De nazorg aan (ex-)gedetineerden heeft zich de laatste jaren steeds meer ontwikkeld. Al tijdens detentie wordt de situatie van de gedetineerde op vijf leefgebieden bezien en worden problemen daarop aangepakt. In het Samenwerkingsmodel Nazorg is een heldere taakverdeling tussen justitie en gemeenten afgesproken als het gaat om de zorg voor ex-gedetineerden. Ook op het terrein van forensische zorg hebben zich veranderingen voorgedaan zoals de centrale inkoop door de Dienst Justitiële Inrichtingen (DJI) van alle typen forensische zorg.

Visie

De 24-uurs nazorgtrajecten kunnen een cruciale rol spelen bij de reïntegratie in de samenleving van (ex-)gedetineerden met meervoudige problematiek. Van een mooi en belangrijk maatschappelijk initiatief ontwikkelt de 24-uurs nazorg zich tot een duidelijk omlijnd nazorgproduct binnen de justitieketen.

De 24-uurs nazorg is een relatief kostbare voorziening die alleen daar moet worden ingezet waar deze het meest effectief is. Om die reden wil ik een omslag maken van een aanbodgerichte financiering naar een vraaggerichte financiering.

In plaats van de huidige subsidiëring door het ministerie van Veiligheid en Justitie van bepaalde organisaties die (ex-)gedetineerden 24-uurs nazorg bieden, zal het product 24-uurs nazorg vanaf 1 januari 2013 worden ingekocht.

De Directie Forensische Zorg (DForZo) van DJI zal de inkoop van 24-uurs nazorg op zich nemen. Bij deze directie is kennis gebundeld zowel over de vraag naar bepaalde vormen van zorg als over inkoopprocedures.

Vanaf 2013 zal de vergoeding voor de 24-uurs nazorg overeenkomen met de tarieven van vergelijkbare trajecten en in overeenstemming met de tariefstructuur van de Nederlandse Zorgautoriteit (NZA).

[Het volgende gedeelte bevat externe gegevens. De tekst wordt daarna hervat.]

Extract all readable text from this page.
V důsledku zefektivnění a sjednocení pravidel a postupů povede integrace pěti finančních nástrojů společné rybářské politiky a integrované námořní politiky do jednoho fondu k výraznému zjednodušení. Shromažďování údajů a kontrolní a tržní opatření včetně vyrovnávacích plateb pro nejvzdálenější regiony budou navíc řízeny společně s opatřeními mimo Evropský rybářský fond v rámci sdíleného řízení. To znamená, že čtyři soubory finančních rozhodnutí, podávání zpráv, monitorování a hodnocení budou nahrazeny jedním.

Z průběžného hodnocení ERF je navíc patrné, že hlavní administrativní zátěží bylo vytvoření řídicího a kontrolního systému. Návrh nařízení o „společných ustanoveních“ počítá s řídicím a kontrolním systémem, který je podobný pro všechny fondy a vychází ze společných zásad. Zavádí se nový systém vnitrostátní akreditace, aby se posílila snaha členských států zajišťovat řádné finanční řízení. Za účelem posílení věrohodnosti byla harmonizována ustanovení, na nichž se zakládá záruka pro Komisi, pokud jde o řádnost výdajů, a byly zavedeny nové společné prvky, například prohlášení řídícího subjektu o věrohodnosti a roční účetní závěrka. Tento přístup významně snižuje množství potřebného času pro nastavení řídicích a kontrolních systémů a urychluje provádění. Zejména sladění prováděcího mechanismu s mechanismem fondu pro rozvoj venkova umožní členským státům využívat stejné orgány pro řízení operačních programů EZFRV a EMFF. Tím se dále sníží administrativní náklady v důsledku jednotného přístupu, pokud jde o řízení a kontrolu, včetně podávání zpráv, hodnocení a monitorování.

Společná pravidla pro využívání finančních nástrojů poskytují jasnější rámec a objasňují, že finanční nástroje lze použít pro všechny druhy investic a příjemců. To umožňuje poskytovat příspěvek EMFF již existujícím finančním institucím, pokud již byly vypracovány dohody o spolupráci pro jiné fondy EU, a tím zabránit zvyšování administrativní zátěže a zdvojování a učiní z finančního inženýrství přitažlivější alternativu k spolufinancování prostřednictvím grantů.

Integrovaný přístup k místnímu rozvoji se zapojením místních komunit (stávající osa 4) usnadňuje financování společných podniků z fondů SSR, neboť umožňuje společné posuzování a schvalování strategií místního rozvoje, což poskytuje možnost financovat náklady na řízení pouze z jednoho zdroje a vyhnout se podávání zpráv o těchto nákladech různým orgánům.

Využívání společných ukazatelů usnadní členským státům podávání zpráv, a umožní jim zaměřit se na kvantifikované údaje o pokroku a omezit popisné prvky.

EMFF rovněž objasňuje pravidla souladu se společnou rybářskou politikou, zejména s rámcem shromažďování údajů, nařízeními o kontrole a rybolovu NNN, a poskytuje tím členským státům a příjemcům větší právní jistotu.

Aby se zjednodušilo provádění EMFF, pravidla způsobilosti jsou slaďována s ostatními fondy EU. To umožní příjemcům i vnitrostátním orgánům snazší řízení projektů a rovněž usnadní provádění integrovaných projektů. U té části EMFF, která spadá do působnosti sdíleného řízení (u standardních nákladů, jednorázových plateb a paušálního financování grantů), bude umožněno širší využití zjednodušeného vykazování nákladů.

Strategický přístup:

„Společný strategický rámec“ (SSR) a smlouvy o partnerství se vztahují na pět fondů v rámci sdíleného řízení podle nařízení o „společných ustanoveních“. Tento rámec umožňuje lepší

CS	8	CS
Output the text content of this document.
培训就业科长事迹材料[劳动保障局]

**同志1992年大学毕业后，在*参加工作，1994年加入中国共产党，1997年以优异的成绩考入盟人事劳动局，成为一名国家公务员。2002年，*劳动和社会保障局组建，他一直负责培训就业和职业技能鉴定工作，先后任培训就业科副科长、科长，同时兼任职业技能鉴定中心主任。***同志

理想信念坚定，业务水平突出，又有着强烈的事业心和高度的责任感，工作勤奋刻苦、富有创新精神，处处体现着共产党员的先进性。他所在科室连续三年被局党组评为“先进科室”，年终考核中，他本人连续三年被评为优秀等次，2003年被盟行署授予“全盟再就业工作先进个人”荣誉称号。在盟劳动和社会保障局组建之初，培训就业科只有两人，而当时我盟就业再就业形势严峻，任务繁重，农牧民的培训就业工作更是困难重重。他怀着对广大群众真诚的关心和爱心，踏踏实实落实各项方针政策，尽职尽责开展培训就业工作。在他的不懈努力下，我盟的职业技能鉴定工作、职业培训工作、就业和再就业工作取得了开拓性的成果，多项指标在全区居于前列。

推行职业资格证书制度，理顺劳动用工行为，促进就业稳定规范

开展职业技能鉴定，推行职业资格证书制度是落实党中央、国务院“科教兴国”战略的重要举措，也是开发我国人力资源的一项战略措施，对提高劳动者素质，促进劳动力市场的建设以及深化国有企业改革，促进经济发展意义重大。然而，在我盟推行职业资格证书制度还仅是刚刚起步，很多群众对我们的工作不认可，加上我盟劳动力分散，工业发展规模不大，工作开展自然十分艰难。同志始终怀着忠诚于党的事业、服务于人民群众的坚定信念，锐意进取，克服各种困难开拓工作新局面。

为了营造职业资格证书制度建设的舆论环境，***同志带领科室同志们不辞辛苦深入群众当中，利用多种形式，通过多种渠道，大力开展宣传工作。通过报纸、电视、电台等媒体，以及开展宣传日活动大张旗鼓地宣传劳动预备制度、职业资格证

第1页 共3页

Om de kwaliteit van de 24-uurs nazorg te waarborgen en aan te sluiten bij de eisen die elders aan de forensische zorg gesteld worden koopt het ministerie van Veiligheid en Justitie vanaf 1 januari 2013 alleen nog 24-uurs nazorg in bij instellingen die beschikken over een WTZI-erkenning (Wet toelating Zorginstellingen) voor begeleiding en verblijf.

Dit jaar en volgend jaar vormen overgangsjaren waarin stapsgewijs de aansluiting op nazorg en de inkoop door DForZo mogelijk moet worden gemaakt. In het beleidskader 2011–2013 wordt dit verder uitgewerkt. De belangrijkste onderdelen van het beleidskader worden hier beschreven.

Beleidskader 2011–2013

Het beleidskader beschrijft wat een 24-uurs nazorgtraject is, welke resultaten een dergelijk traject dient te behalen en hoe de financiering van de 24-uurs nazorg er dit jaar en volgend jaar uit ziet.

Doel van een 24-uurs nazorgtraject is (ex-)gedetineerden te begeleiden naar een vorm van zelfstandig wonen en te zorgen dat zij in de samenleving kunnen functioneren zonder te recidiveren. Een 24-uurs nazorgtraject bestaat uit opvang (huisvesting) en begeleiding van (ex-)gedetineerden en voorwaardelijk veroordeelden waarbij problemen op verschillende leefgebieden worden opgelost of beperkt en hanteerbaar gemaakt. In navolging van het Samenwerkingsmodel Nazorg richten de trajecten zich in ieder geval op de vijf leefgebieden identiteitsbewijs, werk en inkomen, wonen, schulden en zorg. In groepsverband wordt door bewoners een dagritme opgebouwd en worden sociale vaardigheden aangeleerd.

Doelgroep 24-uurs nazorg

De start van het traject vindt altijd plaats onder justitiële titel. Er zijn zeven justitiële titels die kunnen leiden tot instroom in een 24-uurs nazorgtraject2.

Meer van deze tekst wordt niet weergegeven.